Vivi-Vassileva Quintett

VIBRAPHON, KLAVIER,KONTRABASS, DRUM-SET, PERCUSSION

Astor Piazolla, Chik Corea u.a.

Barocksaal Tegernsee

11.11.2017, 19.30 Uhr

Vorbericht

Vivi Vassileva (geb. 1994) in Hof ist eine deutsche Musikerin und Perkussionistin. Sie entstammt einer bulgarischen Musikerfamilie. Der Vater, Petär Vassilev, ist Geiger und Dozent bei den Hofer Symphonikern, die Mutter ist Pianistin und Dozentin.

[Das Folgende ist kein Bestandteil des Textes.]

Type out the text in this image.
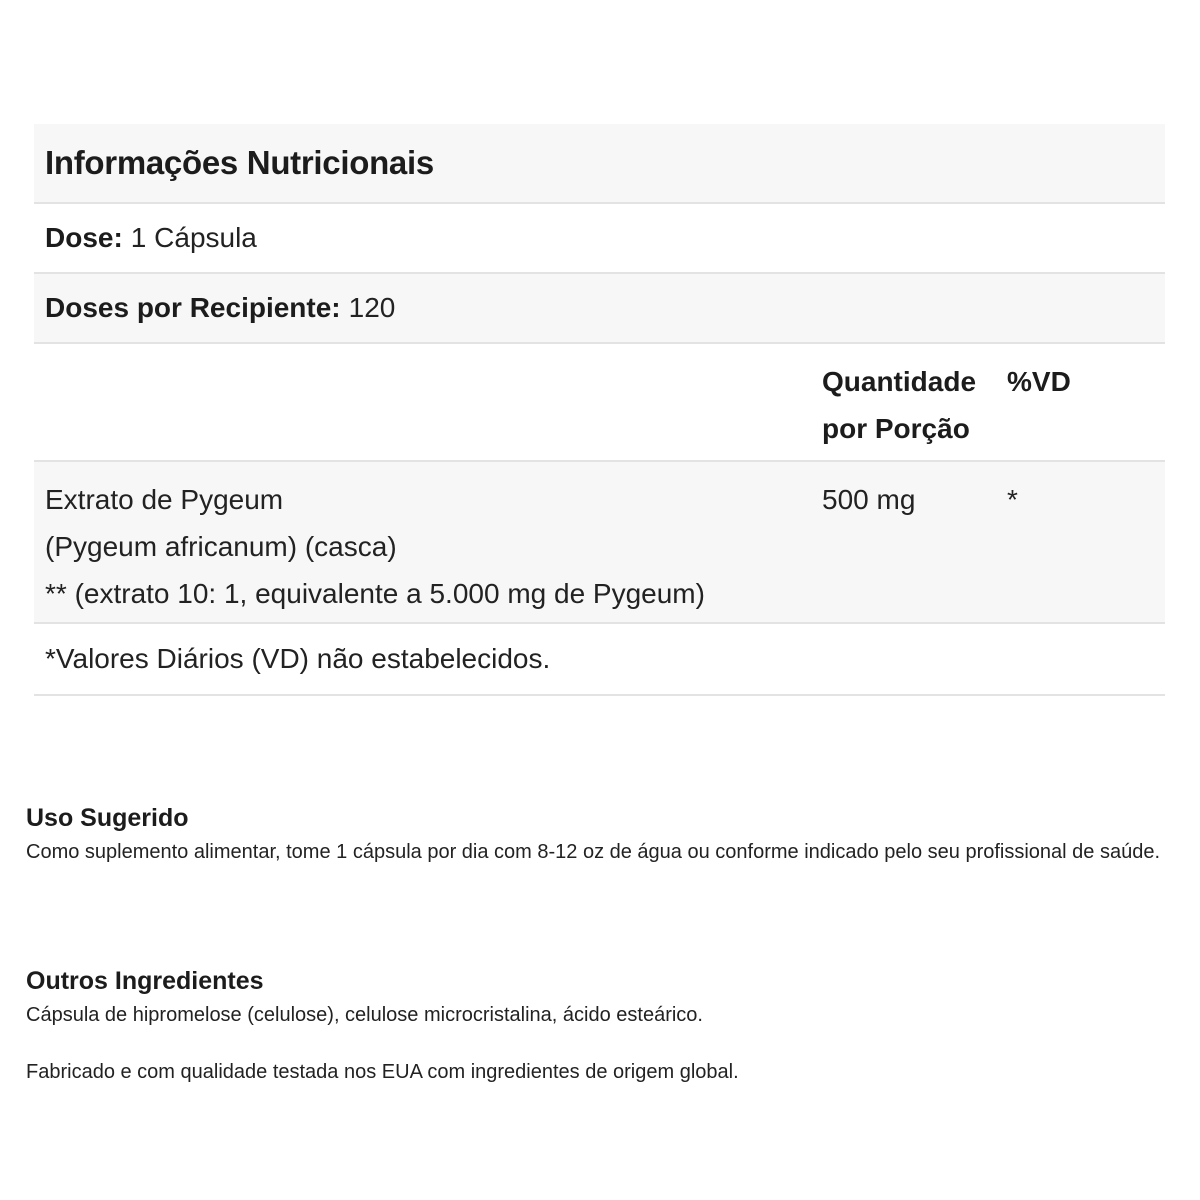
Informações Nutricionais
Dose: 1 Cápsula
Doses por Recipiente: 120
Quantidade
por Porção
%VD
Extrato de Pygeum
(Pygeum africanum) (casca)
** (extrato 10: 1, equivalente a 5.000 mg de Pygeum)
500 mg	*
*Valores Diários (VD) não estabelecidos.
Uso Sugerido
Como suplemento alimentar, tome 1 cápsula por dia com 8-12 oz de água ou conforme indicado pelo seu profissional de saúde.
Outros Ingredientes
Cápsula de hipromelose (celulose), celulose microcristalina, ácido esteárico.
Fabricado e com qualidade testada nos EUA com ingredientes de origem global.
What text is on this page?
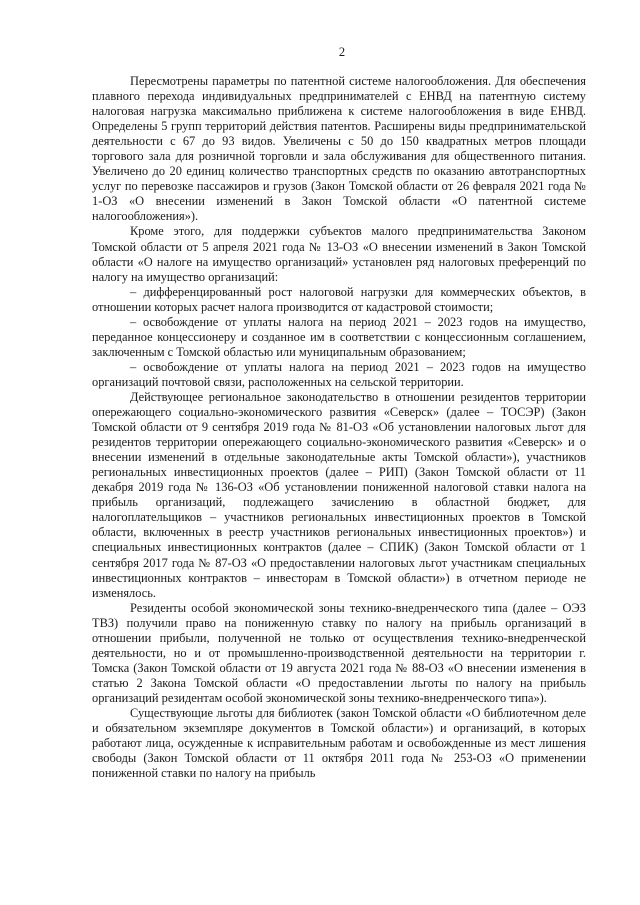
2

Пересмотрены параметры по патентной системе налогообложения. Для обеспечения плавного перехода индивидуальных предпринимателей с ЕНВД на патентную систему налоговая нагрузка максимально приближена к системе налогообложения в виде ЕНВД. Определены 5 групп территорий действия патентов. Расширены виды предпринимательской деятельности с 67 до 93 видов. Увеличены с 50 до 150 квадратных метров площади торгового зала для розничной торговли и зала обслуживания для общественного питания. Увеличено до 20 единиц количество транспортных средств по оказанию автотранспортных услуг по перевозке пассажиров и грузов (Закон Томской области от 26 февраля 2021 года № 1-ОЗ «О внесении изменений в Закон Томской области «О патентной системе налогообложения»).

Кроме этого, для поддержки субъектов малого предпринимательства Законом Томской области от 5 апреля 2021 года № 13-ОЗ «О внесении изменений в Закон Томской области «О налоге на имущество организаций» установлен ряд налоговых преференций по налогу на имущество организаций:

– дифференцированный рост налоговой нагрузки для коммерческих объектов, в отношении которых расчет налога производится от кадастровой стоимости;

– освобождение от уплаты налога на период 2021 – 2023 годов на имущество, переданное концессионеру и созданное им в соответствии с концессионным соглашением, заключенным с Томской областью или муниципальным образованием;

– освобождение от уплаты налога на период 2021 – 2023 годов на имущество организаций почтовой связи, расположенных на сельской территории.

Действующее региональное законодательство в отношении резидентов территории опережающего социально-экономического развития «Северск» (далее – ТОСЭР) (Закон Томской области от 9 сентября 2019 года № 81-ОЗ «Об установлении налоговых льгот для резидентов территории опережающего социально-экономического развития «Северск» и о внесении изменений в отдельные законодательные акты Томской области»), участников региональных инвестиционных проектов (далее – РИП) (Закон Томской области от 11 декабря 2019 года № 136-ОЗ «Об установлении пониженной налоговой ставки налога на прибыль организаций, подлежащего зачислению в областной бюджет, для налогоплательщиков – участников региональных инвестиционных проектов в Томской области, включенных в реестр участников региональных инвестиционных проектов») и специальных инвестиционных контрактов (далее – СПИК) (Закон Томской области от 1 сентября 2017 года № 87-ОЗ «О предоставлении налоговых льгот участникам специальных инвестиционных контрактов – инвесторам в Томской области») в отчетном периоде не изменялось.

Резиденты особой экономической зоны технико-внедренческого типа (далее – ОЭЗ ТВЗ) получили право на пониженную ставку по налогу на прибыль организаций в отношении прибыли, полученной не только от осуществления технико-внедренческой деятельности, но и от промышленно-производственной деятельности на территории г. Томска (Закон Томской области от 19 августа 2021 года № 88-ОЗ «О внесении изменения в статью 2 Закона Томской области «О предоставлении льготы по налогу на прибыль организаций резидентам особой экономической зоны технико-внедренческого типа»).

Существующие льготы для библиотек (закон Томской области «О библиотечном деле и обязательном экземпляре документов в Томской области») и организаций, в которых работают лица, осужденные к исправительным работам и освобожденные из мест лишения свободы (Закон Томской области от 11 октября 2011 года № 253-ОЗ «О применении пониженной ставки по налогу на прибыль
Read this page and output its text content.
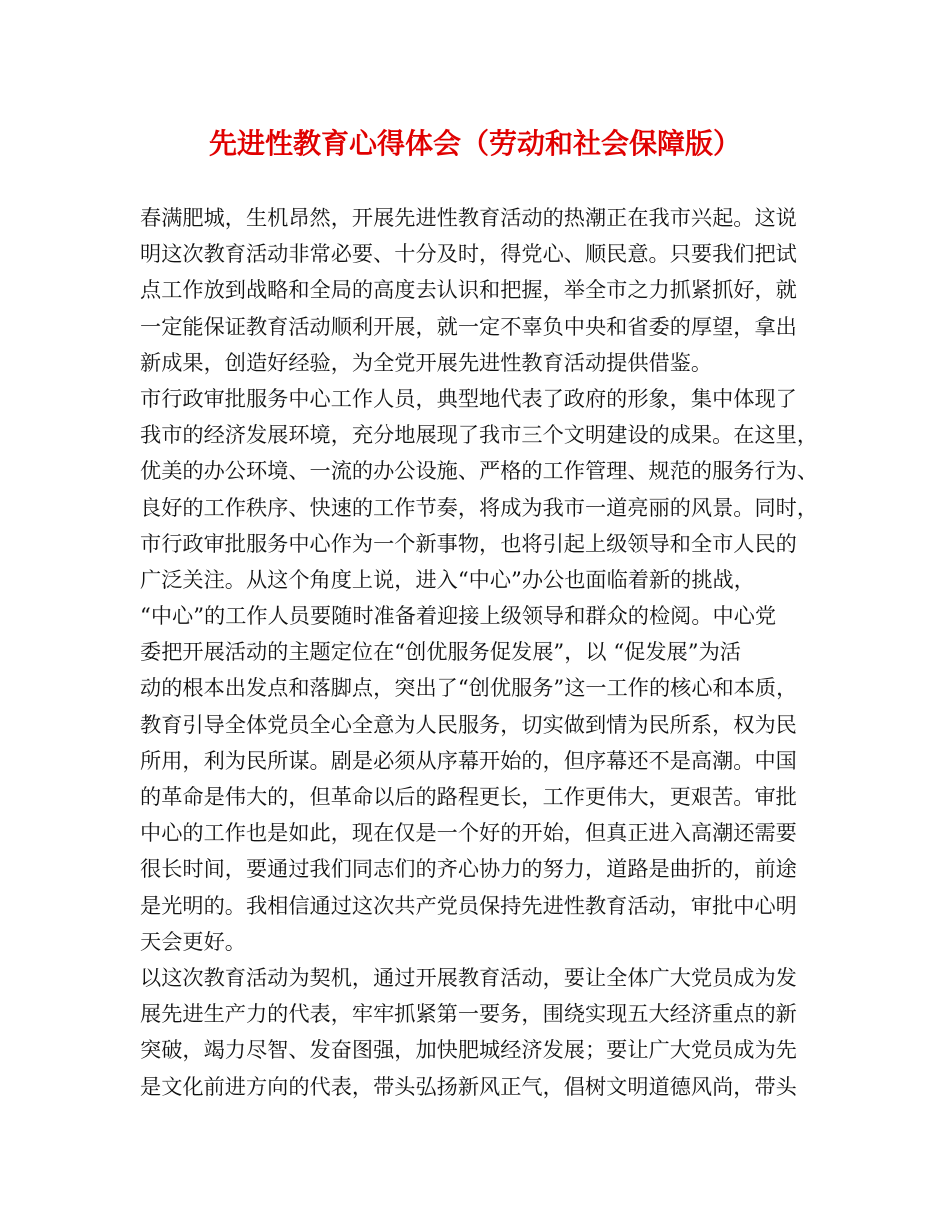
先进性教育心得体会（劳动和社会保障版）
春满肥城，生机昂然，开展先进性教育活动的热潮正在我市兴起。这说
明这次教育活动非常必要、十分及时，得党心、顺民意。只要我们把试
点工作放到战略和全局的高度去认识和把握，举全市之力抓紧抓好，就
一定能保证教育活动顺利开展，就一定不辜负中央和省委的厚望，拿出
新成果，创造好经验，为全党开展先进性教育活动提供借鉴。
市行政审批服务中心工作人员，典型地代表了政府的形象，集中体现了
我市的经济发展环境，充分地展现了我市三个文明建设的成果。在这里，
优美的办公环境、一流的办公设施、严格的工作管理、规范的服务行为、
良好的工作秩序、快速的工作节奏，将成为我市一道亮丽的风景。同时，
市行政审批服务中心作为一个新事物，也将引起上级领导和全市人民的
广泛关注。从这个角度上说，进入“中心”办公也面临着新的挑战，
“中心”的工作人员要随时准备着迎接上级领导和群众的检阅。中心党
委把开展活动的主题定位在“创优服务促发展”，以 “促发展”为活
动的根本出发点和落脚点，突出了“创优服务”这一工作的核心和本质，
教育引导全体党员全心全意为人民服务，切实做到情为民所系，权为民
所用，利为民所谋。剧是必须从序幕开始的，但序幕还不是高潮。中国
的革命是伟大的，但革命以后的路程更长，工作更伟大，更艰苦。审批
中心的工作也是如此，现在仅是一个好的开始，但真正进入高潮还需要
很长时间，要通过我们同志们的齐心协力的努力，道路是曲折的，前途
是光明的。我相信通过这次共产党员保持先进性教育活动，审批中心明
天会更好。
以这次教育活动为契机，通过开展教育活动，要让全体广大党员成为发
展先进生产力的代表，牢牢抓紧第一要务，围绕实现五大经济重点的新
突破，竭力尽智、发奋图强，加快肥城经济发展；要让广大党员成为先
是文化前进方向的代表，带头弘扬新风正气，倡树文明道德风尚，带头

Die Schwester Veronika studierte Musik in den USA und Romanistik in Saarbrücken.
Der erste Anstoß für ihre musikalische Laufbahn war die Konfrontation mit den Rhythmen einer Sintigruppe an einem Strand in Bulgarien. Wie ihre drei Geschwister lernte sie ursprünglich Geige und hatte bei Ihrem Vater Unterricht
Mit 13 Jahren war sie Mitglied im Bundesjugendorchester Ihr Orchester-Debüt hatte Vivi Vassileva im gleichen Jahr mit einem Solokonzert mit den Hofer Symphonikern in Lichtenfeld. Ihre erste professionelle CD-Aufnahme wurde vom Bayerischen Rundfunk unterstützt. Vivi Vassileva wurde von der Robert-Bosch-Stiftung (Talent in Bayern) und vom Deutschen Musikrat gefördert. Sie ist Stipendiatin verschiedener Stiftungen und studiert an der Hochschule für Musik und Theater bei Peter Sadlo.
2015 gründete sie das Vivi Vasileva. Das ARD-Kulturmagazin ttt-titel,thesen,ttemperamente brachte in der Sendung am 24. Juli 2016 ein 6-minütiges Porträt der Musikerin. Vivi Vassileva ist eines der porträtierten Kinder im Kino-Dokumentarfilm“7 oder warum ich auf der Welt bin“ (2010) von Antje Starost und Hans Helmut Grotjahn.2016 begleitete sie als Musikerin (Marimba) den Film“Geschichte der Liebe Freya“von Antje Starost und Hans Helmut Grotjahn. Im selben Jahr brachte sie mit dem Pianisten Maruan Sakkas die Komposition "Aschenglut" von Klaus-Hinrich Stahmer zur Uraufführung. Die Aufnahme ist als CD erschienen.